Hayv Kahraman: Re-weaving Migrant Inscriptions
Jack Shainman Gallery
26 October - 20 December 2017
Review by Torey Akers
Throughout the 19th century, European painters (the male, moneyed ones, at least) were encouraged to embark on ‘grand tours’ of the Middle East, a supremacist-flavored tradition that spawned Orientalism, the lush, highly fetishized genre oft-championed by Western art historians. Certain tropes reigned, real-life cultural customs notwithstanding – the bustling marketplace, the sultan in repose, and, of course, the harem, typified by languid configurations of naked, nubile beauties lounging in bathhouses. So insatiable proved the imperialist appetite for these images that authenticity became something of a non-starter; Ingres famously completed his most renowned Orientalist work, Une Odalisque, in the comfort of his Naples studio. These tandem colonialist legacies of violence and reductive misrepresentation persist today; Westerners routinely romanticize the other, but punish any perceived “immutable cultural essences”, to borrow Said’s parlance, that might upset our worldview. Counter-narratives continue to be necessary, and Baghdad-born artist Hayv Kahraman’s body of work confronts the Eurocentric gaze with its own thwarted desires, addressing long-entrenched geopolitics through bait-and-switch seduction and personal anecdote.
Kahraman’s excellent solo exhibition at Jack Shainman, entitled Re-weaving Migrant Inscriptions, centres on the Iraqi mahaffa, a hand-held fan woven from palm leaves, one of the few non-essential objects her family brought along on their journey as refugees to Sweden. At once a cultural touchstone and emotional reliquary, this tactile symbol of home in all its kaleidoscopic meaning haunts her subjects - wraith-like women rendered in the style of Persian miniatures. Her material treatment of these characters is important – pale, nude bodies and homogeneous features contextualize them in the annals of visual history, but while their faces look opaque, their bodies, suspended in the negative space of raw linen, feel ghostly, merely outlining the promise of a form. As such, the front room of the gallery greets the viewer with a bang.

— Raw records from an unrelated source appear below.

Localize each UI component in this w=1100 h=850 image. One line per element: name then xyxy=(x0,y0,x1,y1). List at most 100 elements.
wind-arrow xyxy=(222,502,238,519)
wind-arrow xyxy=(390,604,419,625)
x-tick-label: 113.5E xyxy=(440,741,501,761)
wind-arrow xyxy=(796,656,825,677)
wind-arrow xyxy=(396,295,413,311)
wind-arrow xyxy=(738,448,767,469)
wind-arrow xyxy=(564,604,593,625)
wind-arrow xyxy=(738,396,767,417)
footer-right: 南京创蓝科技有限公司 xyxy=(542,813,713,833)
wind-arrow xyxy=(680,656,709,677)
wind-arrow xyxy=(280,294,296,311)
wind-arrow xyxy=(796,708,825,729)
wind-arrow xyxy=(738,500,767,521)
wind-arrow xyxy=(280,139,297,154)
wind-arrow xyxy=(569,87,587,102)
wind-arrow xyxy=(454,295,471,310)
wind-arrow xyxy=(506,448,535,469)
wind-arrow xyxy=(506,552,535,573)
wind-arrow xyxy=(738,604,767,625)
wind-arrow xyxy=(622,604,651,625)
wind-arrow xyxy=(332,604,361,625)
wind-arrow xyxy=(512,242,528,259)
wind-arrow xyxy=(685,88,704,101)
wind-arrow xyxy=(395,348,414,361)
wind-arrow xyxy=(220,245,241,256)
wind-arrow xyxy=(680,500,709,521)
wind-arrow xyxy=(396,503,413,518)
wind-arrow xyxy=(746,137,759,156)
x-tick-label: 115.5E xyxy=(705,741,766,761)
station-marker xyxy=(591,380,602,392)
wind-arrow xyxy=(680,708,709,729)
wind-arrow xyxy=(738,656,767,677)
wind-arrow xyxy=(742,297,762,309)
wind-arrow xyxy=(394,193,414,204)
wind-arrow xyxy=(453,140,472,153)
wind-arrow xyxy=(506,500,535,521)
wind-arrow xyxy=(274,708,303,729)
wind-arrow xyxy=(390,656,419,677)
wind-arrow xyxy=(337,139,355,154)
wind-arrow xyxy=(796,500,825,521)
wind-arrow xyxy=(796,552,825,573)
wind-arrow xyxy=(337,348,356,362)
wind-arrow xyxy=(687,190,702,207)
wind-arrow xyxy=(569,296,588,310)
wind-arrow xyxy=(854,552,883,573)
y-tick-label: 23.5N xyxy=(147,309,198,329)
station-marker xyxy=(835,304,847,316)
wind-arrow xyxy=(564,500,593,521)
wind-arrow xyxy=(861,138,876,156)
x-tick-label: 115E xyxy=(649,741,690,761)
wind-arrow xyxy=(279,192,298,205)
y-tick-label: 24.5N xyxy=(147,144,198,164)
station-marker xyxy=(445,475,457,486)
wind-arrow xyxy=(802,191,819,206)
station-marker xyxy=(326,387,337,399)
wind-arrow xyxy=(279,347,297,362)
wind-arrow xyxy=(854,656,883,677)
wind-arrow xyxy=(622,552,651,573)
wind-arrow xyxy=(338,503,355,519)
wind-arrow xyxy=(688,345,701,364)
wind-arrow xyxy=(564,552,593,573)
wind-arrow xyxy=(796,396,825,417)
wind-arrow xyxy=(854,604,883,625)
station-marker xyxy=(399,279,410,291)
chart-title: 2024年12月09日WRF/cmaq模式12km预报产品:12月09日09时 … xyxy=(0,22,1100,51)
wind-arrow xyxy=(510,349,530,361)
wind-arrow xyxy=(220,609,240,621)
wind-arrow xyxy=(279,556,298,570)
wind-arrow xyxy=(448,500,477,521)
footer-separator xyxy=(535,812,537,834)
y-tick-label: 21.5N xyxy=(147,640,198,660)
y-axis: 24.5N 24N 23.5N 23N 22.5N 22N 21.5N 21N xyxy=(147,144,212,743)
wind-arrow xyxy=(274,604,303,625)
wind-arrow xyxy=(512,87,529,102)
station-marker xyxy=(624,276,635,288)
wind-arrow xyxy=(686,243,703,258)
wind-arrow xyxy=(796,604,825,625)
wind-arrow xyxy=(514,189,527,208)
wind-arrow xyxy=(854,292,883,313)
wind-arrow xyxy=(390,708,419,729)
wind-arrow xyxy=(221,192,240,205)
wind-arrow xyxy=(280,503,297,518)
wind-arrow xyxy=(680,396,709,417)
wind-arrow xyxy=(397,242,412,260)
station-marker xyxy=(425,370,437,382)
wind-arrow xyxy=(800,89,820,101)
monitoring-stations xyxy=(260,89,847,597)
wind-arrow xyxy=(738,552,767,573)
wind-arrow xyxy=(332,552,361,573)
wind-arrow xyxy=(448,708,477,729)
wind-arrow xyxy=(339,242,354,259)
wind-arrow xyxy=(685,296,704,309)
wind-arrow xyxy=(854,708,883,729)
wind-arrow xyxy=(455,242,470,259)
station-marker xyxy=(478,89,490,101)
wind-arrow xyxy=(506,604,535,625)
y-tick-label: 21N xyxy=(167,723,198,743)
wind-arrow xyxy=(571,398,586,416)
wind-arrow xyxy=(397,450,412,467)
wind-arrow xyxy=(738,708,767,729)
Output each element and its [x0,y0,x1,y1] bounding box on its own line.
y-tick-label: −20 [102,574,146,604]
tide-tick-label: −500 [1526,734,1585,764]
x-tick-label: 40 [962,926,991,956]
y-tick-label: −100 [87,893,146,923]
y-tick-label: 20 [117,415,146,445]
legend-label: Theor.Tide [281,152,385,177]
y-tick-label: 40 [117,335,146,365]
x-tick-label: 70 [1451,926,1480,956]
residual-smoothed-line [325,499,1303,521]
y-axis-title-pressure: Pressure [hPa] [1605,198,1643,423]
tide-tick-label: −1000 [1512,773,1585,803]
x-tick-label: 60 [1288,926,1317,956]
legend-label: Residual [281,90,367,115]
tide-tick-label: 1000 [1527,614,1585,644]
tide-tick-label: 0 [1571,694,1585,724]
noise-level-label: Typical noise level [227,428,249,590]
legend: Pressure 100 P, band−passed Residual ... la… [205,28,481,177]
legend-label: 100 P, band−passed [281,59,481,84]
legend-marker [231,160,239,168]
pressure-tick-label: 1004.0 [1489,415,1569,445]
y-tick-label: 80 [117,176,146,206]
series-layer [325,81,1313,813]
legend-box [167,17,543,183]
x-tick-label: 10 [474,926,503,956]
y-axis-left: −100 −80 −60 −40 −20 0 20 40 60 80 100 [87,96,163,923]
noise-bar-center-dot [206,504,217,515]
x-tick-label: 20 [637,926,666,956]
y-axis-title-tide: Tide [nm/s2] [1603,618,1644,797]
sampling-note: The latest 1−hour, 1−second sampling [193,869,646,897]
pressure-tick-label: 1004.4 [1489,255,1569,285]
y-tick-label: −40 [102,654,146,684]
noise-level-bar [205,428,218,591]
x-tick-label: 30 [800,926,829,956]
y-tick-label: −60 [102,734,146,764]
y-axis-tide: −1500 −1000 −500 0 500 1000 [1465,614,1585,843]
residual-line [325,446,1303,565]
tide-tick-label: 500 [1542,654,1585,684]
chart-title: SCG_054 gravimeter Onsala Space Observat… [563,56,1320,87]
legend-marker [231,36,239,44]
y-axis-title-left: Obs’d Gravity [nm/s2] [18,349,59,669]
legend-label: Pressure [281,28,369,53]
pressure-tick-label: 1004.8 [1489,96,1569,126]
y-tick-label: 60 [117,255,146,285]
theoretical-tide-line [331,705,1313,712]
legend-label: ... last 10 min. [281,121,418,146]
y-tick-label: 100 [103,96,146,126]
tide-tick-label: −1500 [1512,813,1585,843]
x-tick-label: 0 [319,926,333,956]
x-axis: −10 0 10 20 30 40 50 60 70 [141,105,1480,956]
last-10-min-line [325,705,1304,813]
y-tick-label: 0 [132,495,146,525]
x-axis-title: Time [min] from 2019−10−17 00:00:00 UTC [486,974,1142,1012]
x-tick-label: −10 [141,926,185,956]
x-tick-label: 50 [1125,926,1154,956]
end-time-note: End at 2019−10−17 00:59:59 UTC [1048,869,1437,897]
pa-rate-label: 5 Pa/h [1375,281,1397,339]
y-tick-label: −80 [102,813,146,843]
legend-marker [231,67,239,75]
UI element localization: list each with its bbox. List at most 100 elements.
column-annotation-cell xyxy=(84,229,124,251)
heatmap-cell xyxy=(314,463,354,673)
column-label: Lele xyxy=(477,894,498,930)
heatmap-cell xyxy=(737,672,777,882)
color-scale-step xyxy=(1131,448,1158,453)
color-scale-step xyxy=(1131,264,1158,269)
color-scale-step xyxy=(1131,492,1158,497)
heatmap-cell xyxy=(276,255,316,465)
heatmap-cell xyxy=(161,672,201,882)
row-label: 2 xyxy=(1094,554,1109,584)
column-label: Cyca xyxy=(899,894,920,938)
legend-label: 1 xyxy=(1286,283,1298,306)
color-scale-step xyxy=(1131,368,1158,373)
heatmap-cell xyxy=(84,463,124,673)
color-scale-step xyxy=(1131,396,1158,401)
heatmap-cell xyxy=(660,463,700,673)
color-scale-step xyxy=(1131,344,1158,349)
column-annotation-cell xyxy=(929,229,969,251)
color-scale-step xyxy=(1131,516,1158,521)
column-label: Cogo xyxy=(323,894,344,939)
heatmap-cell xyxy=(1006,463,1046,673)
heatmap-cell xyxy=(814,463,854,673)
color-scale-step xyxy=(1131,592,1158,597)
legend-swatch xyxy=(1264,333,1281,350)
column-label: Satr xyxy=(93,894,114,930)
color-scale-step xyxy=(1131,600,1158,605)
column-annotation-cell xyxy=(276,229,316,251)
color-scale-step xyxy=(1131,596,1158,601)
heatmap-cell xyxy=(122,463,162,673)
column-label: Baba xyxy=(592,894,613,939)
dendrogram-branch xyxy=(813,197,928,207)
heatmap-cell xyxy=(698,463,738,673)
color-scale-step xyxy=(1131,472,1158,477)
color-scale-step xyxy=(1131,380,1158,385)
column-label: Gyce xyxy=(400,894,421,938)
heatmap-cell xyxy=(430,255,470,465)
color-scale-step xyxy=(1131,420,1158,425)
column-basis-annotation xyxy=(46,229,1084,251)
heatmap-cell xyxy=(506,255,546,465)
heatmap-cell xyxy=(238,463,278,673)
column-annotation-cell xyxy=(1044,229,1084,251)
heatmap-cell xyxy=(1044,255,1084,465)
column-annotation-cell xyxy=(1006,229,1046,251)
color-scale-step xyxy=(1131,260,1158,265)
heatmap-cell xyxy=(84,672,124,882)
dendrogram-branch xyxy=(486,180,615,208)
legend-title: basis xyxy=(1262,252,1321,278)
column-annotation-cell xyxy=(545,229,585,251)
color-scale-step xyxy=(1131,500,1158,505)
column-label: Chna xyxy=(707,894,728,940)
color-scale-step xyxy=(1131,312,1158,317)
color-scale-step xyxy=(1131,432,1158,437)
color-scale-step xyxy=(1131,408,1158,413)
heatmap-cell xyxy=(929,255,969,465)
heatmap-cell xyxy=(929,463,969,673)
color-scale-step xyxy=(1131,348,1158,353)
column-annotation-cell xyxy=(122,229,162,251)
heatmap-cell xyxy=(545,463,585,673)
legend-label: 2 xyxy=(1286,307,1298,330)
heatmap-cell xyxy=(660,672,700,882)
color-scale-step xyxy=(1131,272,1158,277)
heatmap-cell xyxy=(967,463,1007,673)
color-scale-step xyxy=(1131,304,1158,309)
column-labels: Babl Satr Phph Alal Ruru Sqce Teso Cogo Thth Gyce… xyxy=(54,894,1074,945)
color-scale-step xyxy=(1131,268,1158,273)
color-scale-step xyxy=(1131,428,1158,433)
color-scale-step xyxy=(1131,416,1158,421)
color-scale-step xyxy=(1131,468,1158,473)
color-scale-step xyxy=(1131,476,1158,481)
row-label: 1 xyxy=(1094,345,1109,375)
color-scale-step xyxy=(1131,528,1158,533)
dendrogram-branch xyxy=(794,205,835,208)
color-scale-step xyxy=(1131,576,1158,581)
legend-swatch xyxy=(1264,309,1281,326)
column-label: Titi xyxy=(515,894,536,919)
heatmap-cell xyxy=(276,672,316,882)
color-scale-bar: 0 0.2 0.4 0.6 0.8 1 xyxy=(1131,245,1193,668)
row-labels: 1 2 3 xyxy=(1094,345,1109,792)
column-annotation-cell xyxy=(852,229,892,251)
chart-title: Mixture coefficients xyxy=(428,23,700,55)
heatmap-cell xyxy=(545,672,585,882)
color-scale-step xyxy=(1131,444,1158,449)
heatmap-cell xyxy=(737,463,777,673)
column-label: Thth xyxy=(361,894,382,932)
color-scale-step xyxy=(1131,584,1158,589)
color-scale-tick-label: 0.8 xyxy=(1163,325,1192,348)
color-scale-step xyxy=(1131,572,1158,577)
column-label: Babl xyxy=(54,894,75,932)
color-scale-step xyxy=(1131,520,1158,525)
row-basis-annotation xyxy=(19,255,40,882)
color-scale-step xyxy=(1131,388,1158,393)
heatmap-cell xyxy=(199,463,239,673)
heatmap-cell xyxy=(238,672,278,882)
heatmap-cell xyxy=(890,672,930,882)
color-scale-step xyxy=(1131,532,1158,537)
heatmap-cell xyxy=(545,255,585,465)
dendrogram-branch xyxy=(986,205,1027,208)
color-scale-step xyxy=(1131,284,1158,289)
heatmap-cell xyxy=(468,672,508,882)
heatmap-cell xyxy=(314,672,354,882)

‘Mnemonic Artifact 2’ (2017), a large painting depicting thirteen women in portrait proportions, serves as the show’s thematic heartbeat. Each figure boasts the same design, but all remain eerily distinct from one another in a move towards fragile, unexpected subjectivity. Our fantasies of the exotic other, the salacious harem, seem to shatter all at once. Kahraman has woven three horizontal tracts of palm across her subjects’ faces, simultaneously erasing and underscoring their identities. This emphasis on thing-ness, on element, posits the artist’s weaving as a disruption rather than a cumulative act of making. Painter and pillager, oppressor and oppressed, Kahraman seems to court the dichotomous echoes of her practice with relish, lulling her audience into a comfortable drone before hard truths take hold.
‘Strip 1’ (2017), a smaller painting on a perpendicular wall, features the shredded remnants of Kahraman’s signature female icon. This intervention results in a literal abstraction of violence, reducing the image to caricatured memory. Is that her version of the Western gaze? Maybe, but she’s not letting us off that easily. In the next room, the show’s crown jewel, a large piece tellingly entitled ‘Targets’ (2017), depicts five women walking in single file, all peering pensively in different directions. Their patterned shawls barely hide their uniform, nude bodies. An aimless sense of melancholy permeates. Kahraman expertly employs references to Japanese woodcuts of geishas and mythological paintings from the Italian Renaissance, but these stock familiarities only bolster the work’s inescapable weirdness. Even Kahraman’s antiquity-inspired autograph looks more like a smear of fresh blood as it hovers in the painting’s upper right-hand corner. As in every other piece in this collection, Kahraman’s women float, suspended in a timeless vacuum only trauma can beget. They might be silent and decoratively sutured, but their stories scream forth from the canvas. They won’t be mired. Still, something has been lost, and visitors to this exhibition are indirectly implicated in that seizure. It’s heavy stuff, but Kahraman’s elegant hand ushers us tactfully to empathy, subverting Orientalist wonder through a new architecture of awe.
Triumphs like the alarmingly frontal solo portrait ‘Mahaffa I’ (2017) and the dream-like ‘Mnemonic Artifact 2’ (2017) balance out more extraneous additions – two heavily remixed close-ups of lips woven in vellum feel a bit disparate, and a large horizontal pedestal sporting four sheets of the artist’s writing alongside an unraveled mahaffa fall just shy of visual coherence. Regardless, Kahraman’s work is gorgeous and brave, provided a much-needed artistic voice that is far too often tokenized or ignored.